For this image, I used a Canon 6d, at F/16—don’t go above to prevent diffraction. I shot at 25 mm (wide angle) at the lowest possible ISO of 50 to prevent noise, despite the excellent IQ of the full-frame sensor. This way, I could get a shutter speed of around 1 second (0,6 in this case) that allowed for the entrance of extra light in the foreground which projected those fantastic shadows. This was horizontally framed on a sturdy tripod with a remote cable attached. On the other hand, I also tried a 0.9 neutral graduated filter with a soft transition. Ultimately, I ditched it and shot for the highlights because I didn’t like the shadow that the dark area of the filter was creating over the tree branches.


Editing workflow


I always shoot in RAW to get the most out of my files, so they can give us more space to work in the digital darkroom. I will not enter into a debate about the pros and cons of editing. In my case, with time, I’ve created a personal workflow suited to capture my vision and style. I usually shoot only one image, preserving the highlights and trusting the nice dynamic range of my camera. If the scene has too much contrast and the filters don’t deliver the correct overall exposure, I use bracketing and blend it in post-processing.



“Shadowland” was edited using one of the workflows I created with time. First, I adjusted the white balance to add warmth to the scene, so it looked more like what I saw in reality. Then, I closed the highlights and opened the shadows. Doing this allowed me to retrieve more information on my underexposed image, which I did on purpose because it’s safe to do on some level on my full-frame camera without losing detail or gaining noise.

The next step is to adjust the whites and blacks. By holding Alt (Option on PC) and dragging the sliders, you’ll see areas where whites or blacks are clipped. When you reach a white point, you should decrease the whites because you’ll risk “blowing” it out. Also, when you don’t have any more black clipping, it’s time to stop raising the black slider.



On the presence options, I raised the clarity by 26. This way, I increased the contrast to the mid-tones, which revealed some extra texture and detail that I needed in the lit area of the tree’s shadow. Then, I raised the Contrast slider to +30, which gives an overall boost to the tones. I only use it with this kind of image. The vibration was increased by 10; that way, it added some extra color, without overdoing other areas of the picture by making it too saturated.

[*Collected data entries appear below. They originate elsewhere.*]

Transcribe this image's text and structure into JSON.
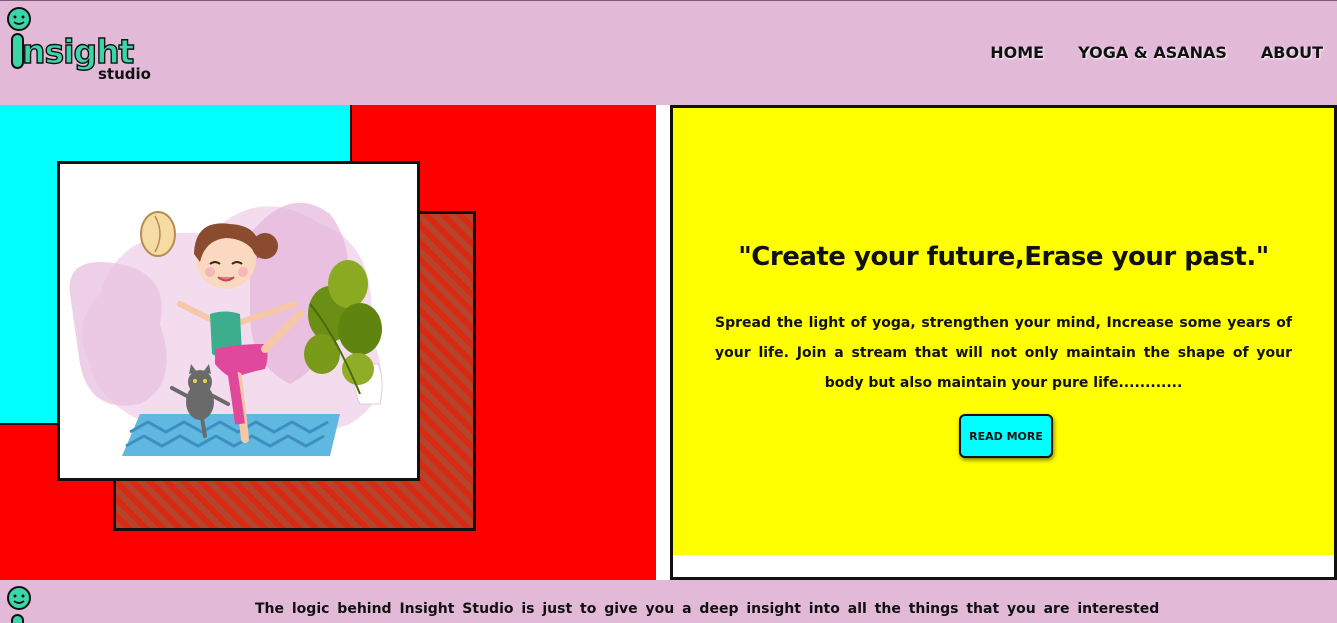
{
  "header": {
    "logo_word": "nsight",
    "logo_sub": "studio",
    "nav": [
      "HOME",
      "YOGA & ASANAS",
      "ABOUT"
    ]
  },
  "hero": {
    "quote": "\"Create your future,Erase your past.\"",
    "tagline": "Spread the light of yoga, strengthen your mind, Increase some years of your life. Join a stream that will not only maintain the shape of your body but also maintain your pure life............",
    "button_label": "READ MORE"
  },
  "footer": {
    "text": "The logic behind Insight Studio is just to give you a deep insight into all the things that you are interested"
  },
  "colors": {
    "header_bg": "#e2bad8",
    "accent_cyan": "#00ffff",
    "accent_red": "#ff0000",
    "panel_yellow": "#ffff00",
    "logo_green": "#3bd6a8"
  },
  "icons": [
    "logo-face-icon",
    "yoga-girl-illustration",
    "cat-illustration",
    "plant-illustration"
  ]
}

The next step was adding a vignette. I used a vignette to move the viewer’s eye. Here, I wanted the viewer to look at the main subject of the scene, the sunset light, the tree, and the profound shadows. All of these subjects initially caught my eye when I was shooting at that spot. To accentuate the mood and feel, I also used a radial filter.






Another important group of adjustments can be found on the HSL panel. Luminance of red, orange, and yellow was increased in this image. I did this to create an impact on the central area of the scene.



A graduated filter was applied to the top portion of the sky. I wanted to devolve the bluish color it had on location. I also darkened a little more of the negative space around the tree to accentuate the scene.




On the Basic panel, I choose to check the lens correction profile and removed any cremation, because they worked very well in this particular scene.